Where we're going, we don't need chatbots: introducing the Antigravity IDE 🚀

Published: (December 22, 2025 at 09:19 PM EST)
3 min read
Source: Dev.to

Source: Dev.to

Lately, I’ve been living in a new world—specifically, a world called Antigravity. It’s the agent‑first IDE that the Google DeepMind team has been building, and honestly? It’s completely ruined “normal” coding for me.

We talk a lot about AI in development, but most of the time this just ends up being a chat box in the browser. Antigravity is different – it’s built on an “agent‑first” architecture (shoutout to the Windsurf team who brought this idea to life!). The idea is that the AI shouldn’t just suggest code; it should be an autonomous partner that can navigate the terminal, the editor, and even a live browser to get things done. We’re even starting to incorporate many of these agentic features into AI Studio’s Build feature!

Antigravity screenshot

QA testing and documentation on auto‑pilot

If you’re like me, the most exhausting part of any sprint isn’t the code – it’s the housekeeping. You finish a feature, then you have to spend hours taking screenshots and writing detailed how‑to guides for the quality‑assurance team and for users. It’s important, but tedious.

In Antigravity, I’ve started using the Browser Subagent (powered by Gemini 2.5 Computer Use) to handle this. I can literally just say:

“Go to this staging site, identify five core user journeys, and make a tutorial for all of them.”

The agent doesn’t just guess. It explores the DOM, interacts with elements, and records its progress. The Artifacts System is the “secret sauce”: instead of a wall of text, the agent produces a Walkthrough Artifact—a structured, human‑readable document that includes verification results, detailed steps expressed as text, and screenshots.
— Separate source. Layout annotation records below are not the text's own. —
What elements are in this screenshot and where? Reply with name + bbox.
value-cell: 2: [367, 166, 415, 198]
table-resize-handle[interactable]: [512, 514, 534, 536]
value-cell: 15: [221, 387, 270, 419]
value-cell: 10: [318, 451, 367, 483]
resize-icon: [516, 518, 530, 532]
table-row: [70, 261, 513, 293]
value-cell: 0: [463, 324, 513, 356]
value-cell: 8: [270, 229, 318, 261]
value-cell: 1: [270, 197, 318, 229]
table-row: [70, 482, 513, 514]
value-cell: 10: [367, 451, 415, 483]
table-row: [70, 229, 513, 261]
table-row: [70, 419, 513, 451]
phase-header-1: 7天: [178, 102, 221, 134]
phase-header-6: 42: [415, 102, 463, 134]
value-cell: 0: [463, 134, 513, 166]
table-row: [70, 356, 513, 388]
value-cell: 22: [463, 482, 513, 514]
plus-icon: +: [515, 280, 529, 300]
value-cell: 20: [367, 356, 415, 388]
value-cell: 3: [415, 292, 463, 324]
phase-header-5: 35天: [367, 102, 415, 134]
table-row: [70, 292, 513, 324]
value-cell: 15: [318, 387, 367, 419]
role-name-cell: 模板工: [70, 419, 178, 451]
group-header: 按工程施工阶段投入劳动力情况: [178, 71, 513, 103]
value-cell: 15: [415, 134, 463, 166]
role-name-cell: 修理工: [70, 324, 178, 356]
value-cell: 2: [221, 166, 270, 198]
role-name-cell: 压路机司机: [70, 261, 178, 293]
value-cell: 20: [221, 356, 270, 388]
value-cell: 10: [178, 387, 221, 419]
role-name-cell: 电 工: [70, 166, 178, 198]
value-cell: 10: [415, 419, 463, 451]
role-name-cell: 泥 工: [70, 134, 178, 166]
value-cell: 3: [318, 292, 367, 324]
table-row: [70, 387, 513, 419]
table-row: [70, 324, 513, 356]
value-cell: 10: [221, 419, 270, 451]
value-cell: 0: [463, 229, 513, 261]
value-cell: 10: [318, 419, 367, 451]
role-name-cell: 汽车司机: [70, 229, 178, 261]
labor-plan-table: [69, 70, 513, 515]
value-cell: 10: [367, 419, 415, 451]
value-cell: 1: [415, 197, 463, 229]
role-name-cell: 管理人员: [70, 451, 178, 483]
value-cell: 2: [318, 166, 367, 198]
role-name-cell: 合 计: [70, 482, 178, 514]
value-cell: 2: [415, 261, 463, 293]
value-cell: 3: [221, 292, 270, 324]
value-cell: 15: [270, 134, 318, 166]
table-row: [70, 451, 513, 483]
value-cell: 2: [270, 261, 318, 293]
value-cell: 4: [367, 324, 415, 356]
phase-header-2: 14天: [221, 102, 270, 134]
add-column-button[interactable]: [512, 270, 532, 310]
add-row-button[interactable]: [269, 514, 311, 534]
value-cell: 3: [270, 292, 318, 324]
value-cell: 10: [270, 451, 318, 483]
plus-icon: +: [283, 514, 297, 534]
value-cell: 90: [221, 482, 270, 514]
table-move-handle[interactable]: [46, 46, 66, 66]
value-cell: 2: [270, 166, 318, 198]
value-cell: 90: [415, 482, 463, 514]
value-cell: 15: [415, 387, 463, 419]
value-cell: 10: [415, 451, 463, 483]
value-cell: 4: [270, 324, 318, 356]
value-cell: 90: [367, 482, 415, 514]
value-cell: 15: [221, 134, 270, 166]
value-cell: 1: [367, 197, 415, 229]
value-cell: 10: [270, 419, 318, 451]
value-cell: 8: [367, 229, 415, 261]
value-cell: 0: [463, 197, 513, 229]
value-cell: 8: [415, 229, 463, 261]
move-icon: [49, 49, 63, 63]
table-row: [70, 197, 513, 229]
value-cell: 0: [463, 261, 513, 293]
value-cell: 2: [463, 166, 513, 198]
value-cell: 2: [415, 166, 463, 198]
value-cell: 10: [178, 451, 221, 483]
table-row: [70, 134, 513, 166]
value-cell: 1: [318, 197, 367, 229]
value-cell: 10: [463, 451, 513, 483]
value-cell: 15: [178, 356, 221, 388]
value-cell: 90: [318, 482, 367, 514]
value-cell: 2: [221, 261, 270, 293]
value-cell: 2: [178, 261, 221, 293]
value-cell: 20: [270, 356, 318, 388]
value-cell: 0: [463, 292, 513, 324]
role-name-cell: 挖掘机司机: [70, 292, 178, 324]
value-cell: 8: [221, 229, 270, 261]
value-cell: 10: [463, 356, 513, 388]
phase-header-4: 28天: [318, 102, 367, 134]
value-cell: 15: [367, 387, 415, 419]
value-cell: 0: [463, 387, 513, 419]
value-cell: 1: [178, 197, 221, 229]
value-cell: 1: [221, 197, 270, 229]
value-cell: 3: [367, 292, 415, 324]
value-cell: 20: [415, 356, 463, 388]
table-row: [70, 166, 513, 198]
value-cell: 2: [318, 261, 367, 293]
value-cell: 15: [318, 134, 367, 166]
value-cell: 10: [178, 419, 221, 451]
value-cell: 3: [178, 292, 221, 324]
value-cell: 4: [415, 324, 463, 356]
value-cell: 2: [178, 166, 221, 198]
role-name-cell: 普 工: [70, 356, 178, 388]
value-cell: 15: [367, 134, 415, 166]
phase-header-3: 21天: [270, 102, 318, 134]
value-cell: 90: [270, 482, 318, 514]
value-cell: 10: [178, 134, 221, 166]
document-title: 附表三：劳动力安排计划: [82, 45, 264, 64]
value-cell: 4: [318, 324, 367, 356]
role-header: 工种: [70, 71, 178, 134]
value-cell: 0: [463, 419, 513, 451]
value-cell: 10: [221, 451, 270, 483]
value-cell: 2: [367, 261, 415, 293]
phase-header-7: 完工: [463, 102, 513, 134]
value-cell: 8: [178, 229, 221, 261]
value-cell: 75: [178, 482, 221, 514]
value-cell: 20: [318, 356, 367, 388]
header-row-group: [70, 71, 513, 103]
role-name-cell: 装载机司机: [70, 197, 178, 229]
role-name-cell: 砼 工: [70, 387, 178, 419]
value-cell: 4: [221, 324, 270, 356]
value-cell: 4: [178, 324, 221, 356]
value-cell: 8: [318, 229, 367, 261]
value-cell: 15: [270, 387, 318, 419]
Because Antigravity supports asynchronous feedback, I can open the Implementation Plan or Walkthrough and leave Google Docs‑style comments directly on the text or screenshots. The agent reads my feedback in real‑time and adjusts its next steps without needing a full restart.

Toolkit for Antigravity extension

If you’re pushing the limits of agentic coding, you’re likely bouncing between models. I usually have Gemini 3 Pro handling complex architectural planning while Gemini 3 Flash tackles high‑velocity subtasks.

Keeping track of quota (token consumption) across Google AI Studio, Anthropic’s models (Opus, Sonnet), and OpenAI’s models is usually a nightmare. Luckily, a community member built an incredible open‑source extension called Toolkit for Antigravity (available on the OpenVSX marketplace).

It adds sleek Semi‑Arc Gauges to your sidebar that show:

  • Real‑time Quota Tracking: Hour‑by‑hour stats for Gemini, Claude 4.5, and the OpenAI GPT models.
  • Cache Management: One‑click browsing and purging of conversation caches when things get “loopy.”
  • Privacy First: 100 % local with no telemetry, essential for enterprise repos.

Shifting to “Manager View”

The biggest mental shift with Antigravity is moving from the Editor View to the Manager View. In the Editor you write code; in the Manager you act as an architect overseeing multiple agents working in parallel.

Whether you’re refactoring a legacy auth module or having an agent build a new frontend from scratch, the goal is to keep you building without distractions. Antigravity handles terminal commands, dependency installs, and UI verification so you can focus on what you’re building instead of how.


I’m curious – what’s the one part of your development workflow you wish you could just hand off to an agent today? For me, the top instance was definitely “screenshotting for tutorials,” and I’m never going back.